Friday, July 7, 2017

The Clinic in Jengre

I left from Loma Linda on June 12, and traveled to Nigeria with a large group of students and faculty from LLU. Our team consisted of team leaders, doctors, dentists, nurses, a veterinarian, public health professionals and students, a physical therapist, occupational therapist, pharmacy students, behavioral health students, etc. We flew through London, and then landed in Abuja, Nigeria. Once we arrived at our location, we were split up into 3 teams, to run medical clinics at each of them. I was part of a team located at Jengre Adventist Hospital. 

I really enjoyed the location. Jengre was a nice area. It was beautiful, and the people were very friendly. When I walked through the wards of the hospital it felt just like being in Béré. 

My primary object for the medical clinic was organizing registration and keeping things moving. Each day we had very large crowds of people wanting to be seen by the doctor. Sometimes it was difficult to keep things moving smoothly without interruptions. Anytime I walked through the crowd to get something or talk to someone, people would pull me aside. Every person had a story. And every person seemed to need to see the doctor. For some it was their mother, or their baby, or their wife, or their blind grandfather. Everyone seemed to have a real reason and a real need of some sort. This was very overwhelming, as on our second day, roughly 2500 people came, wanting to see the doctor. On that day we saw less than 200. At the end of the day as one man was telling me his story, I had to explain to him that it really wasn’t possible for us to see him that day…because there were literally 2000 people in line in front of him. But I hated telling him that. Because the fact that there were lots of other people with needs didn’t make his needs any less valid. 

I have a very hard time turning people away. Especially when they tell me a story and explain to me why they need what they’re asking for. I want to help everyone, and solve all of their problems. So I had to learn to avoid walking through the crowd as much as possible, because it was just too hard to listen to people and then tell them that I couldn’t help them; that maybe we could see them on another day, but I couldn’t even promise that. 

Towards the end of the week, a teenage girl tried to pull me aside. I was really hesitant to follow her, because I knew that we couldn’t add any more new patients for the day, and I didn’t want to hear another sad story and say “Sorry, maybe tomorrow.” But I did follow her. She pulled me away from the crowd, and asked me my name. Then she asked me where she was from, and if we could be friends. And that was all she wanted. She just wanted to say hi, and become friends. It was a good reminder that sometimes even a few words can make someone’s day better. Even if I can’t squeeze them in to see the doctor. 

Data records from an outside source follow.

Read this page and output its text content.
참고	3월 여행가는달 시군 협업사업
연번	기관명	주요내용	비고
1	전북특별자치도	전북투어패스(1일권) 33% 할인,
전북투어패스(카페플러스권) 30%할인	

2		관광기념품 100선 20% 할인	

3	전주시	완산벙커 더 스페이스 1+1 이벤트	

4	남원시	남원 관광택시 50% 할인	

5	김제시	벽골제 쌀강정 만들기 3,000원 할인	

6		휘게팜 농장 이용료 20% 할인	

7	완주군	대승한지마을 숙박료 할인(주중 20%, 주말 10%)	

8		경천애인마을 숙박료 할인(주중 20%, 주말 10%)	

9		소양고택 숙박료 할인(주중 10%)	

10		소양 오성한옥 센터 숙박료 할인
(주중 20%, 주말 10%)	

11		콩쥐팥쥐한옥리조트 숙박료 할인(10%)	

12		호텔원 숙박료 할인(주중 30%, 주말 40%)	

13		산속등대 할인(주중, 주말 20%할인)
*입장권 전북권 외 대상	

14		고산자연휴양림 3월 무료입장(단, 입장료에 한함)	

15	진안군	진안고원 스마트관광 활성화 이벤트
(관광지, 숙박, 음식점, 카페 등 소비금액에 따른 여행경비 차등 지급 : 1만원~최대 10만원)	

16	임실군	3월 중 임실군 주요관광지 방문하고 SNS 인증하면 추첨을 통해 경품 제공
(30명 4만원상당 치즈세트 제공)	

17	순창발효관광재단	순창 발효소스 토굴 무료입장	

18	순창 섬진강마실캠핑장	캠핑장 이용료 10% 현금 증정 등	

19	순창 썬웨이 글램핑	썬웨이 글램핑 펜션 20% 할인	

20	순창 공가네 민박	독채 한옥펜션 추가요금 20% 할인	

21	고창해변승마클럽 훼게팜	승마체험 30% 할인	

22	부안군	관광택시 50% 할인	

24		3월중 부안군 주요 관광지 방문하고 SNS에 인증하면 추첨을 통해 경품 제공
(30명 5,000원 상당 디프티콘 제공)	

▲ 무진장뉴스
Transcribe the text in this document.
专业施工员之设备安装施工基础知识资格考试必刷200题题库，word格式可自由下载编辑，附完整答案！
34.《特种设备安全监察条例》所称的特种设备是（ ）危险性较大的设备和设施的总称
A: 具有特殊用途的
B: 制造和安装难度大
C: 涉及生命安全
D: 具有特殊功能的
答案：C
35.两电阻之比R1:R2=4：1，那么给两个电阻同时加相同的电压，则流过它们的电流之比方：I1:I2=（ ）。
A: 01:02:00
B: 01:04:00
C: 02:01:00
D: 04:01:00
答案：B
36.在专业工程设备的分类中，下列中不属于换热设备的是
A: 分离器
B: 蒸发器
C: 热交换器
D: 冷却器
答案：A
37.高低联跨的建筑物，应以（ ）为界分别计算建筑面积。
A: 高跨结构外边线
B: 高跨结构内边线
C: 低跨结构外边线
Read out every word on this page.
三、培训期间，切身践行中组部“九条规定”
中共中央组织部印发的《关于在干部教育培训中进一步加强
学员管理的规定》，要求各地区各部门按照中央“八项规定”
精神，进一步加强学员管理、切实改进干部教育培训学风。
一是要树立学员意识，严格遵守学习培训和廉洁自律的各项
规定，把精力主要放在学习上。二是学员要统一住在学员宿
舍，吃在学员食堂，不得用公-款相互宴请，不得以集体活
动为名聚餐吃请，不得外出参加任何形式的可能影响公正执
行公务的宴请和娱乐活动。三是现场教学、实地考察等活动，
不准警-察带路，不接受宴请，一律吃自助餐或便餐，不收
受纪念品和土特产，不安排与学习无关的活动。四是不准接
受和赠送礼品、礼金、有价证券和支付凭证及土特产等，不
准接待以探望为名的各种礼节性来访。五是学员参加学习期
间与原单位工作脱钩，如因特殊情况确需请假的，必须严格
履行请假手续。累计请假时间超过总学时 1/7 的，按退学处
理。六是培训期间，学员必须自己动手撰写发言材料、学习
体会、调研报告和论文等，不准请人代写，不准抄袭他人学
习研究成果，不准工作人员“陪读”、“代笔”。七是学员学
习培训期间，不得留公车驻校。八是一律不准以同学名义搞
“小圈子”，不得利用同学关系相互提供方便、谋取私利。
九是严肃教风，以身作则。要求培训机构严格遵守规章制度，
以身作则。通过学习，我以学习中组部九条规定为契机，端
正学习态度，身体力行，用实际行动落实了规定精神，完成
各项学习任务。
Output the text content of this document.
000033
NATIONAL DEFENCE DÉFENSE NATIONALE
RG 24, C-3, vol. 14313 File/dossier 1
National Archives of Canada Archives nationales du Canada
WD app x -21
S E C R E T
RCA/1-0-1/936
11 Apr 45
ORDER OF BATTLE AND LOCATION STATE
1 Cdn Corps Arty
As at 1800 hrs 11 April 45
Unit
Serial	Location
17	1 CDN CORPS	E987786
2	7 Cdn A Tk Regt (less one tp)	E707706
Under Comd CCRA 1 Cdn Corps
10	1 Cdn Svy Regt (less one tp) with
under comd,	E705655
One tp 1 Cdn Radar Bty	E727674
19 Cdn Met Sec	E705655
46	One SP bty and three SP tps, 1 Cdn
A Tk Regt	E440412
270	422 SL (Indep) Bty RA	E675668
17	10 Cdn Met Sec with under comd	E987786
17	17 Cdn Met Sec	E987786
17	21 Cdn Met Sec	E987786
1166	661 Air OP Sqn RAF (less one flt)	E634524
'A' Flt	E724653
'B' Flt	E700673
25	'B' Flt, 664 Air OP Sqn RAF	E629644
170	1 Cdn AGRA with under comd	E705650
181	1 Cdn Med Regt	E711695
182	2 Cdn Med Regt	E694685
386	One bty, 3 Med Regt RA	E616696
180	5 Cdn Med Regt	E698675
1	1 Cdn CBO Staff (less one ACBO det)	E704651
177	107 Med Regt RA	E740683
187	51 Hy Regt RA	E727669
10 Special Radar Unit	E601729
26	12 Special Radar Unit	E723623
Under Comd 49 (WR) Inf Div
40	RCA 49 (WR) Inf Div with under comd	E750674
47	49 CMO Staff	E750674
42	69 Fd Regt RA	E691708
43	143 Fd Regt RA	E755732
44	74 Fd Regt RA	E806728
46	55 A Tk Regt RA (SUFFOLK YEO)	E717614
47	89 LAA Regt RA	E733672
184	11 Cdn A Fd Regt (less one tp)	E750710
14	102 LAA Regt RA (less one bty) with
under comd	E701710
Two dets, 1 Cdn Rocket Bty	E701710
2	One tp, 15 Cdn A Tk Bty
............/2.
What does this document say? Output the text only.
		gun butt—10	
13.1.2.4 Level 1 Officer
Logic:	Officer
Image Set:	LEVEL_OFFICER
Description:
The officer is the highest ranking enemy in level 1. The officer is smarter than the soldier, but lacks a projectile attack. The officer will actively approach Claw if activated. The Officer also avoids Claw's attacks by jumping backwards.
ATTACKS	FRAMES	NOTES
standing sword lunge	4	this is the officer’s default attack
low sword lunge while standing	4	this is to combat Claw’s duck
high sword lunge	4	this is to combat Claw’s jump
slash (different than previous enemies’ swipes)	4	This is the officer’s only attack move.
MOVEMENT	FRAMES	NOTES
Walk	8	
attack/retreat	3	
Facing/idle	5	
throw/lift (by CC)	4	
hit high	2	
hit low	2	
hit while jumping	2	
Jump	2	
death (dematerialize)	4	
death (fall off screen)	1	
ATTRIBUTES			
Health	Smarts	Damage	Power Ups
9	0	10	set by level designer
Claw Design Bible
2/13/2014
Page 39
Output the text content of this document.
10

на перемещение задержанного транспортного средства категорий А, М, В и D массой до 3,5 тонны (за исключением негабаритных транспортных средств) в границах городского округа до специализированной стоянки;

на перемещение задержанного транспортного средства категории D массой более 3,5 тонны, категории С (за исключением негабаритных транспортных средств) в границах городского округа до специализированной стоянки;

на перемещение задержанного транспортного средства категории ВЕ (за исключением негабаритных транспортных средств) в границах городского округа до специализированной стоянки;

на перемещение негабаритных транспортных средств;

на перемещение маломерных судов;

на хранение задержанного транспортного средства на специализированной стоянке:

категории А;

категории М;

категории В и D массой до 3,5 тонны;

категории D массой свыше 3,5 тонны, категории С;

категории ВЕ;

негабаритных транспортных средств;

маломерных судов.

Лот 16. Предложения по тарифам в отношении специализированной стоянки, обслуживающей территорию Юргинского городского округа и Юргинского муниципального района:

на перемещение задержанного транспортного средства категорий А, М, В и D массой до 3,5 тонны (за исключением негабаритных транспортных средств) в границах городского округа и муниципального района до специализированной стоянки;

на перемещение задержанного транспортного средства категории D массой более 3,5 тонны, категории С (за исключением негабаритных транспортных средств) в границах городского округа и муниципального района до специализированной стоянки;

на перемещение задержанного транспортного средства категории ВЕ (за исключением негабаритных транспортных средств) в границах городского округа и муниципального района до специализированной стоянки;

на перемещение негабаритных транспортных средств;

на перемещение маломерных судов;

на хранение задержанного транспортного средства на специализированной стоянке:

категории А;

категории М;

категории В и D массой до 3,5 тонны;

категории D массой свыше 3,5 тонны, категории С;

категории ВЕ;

In the end, I settled on doing my best to be fair and adhere to first come, first served, but not turn someone away if I would lose sleep over it. So I slipped in the guy with a badly infected dog bite on his foot (and he got surgery to debride it! Hopefully he’s healing nicely), the baby that supposedly hadn’t eaten in a week, the little boy who was sick and basically unresponsive, the guy with mud packed in a wound on his chest, and the guy with something like cellulitis from his shoulder all the way to his fingertips. The girl who was pregnant and bleeding somehow got lost in the crowd…so I hope that someone else got her in. 


We can’t fix everyone. But I hope that we helped a few people, and made their future a little brighter.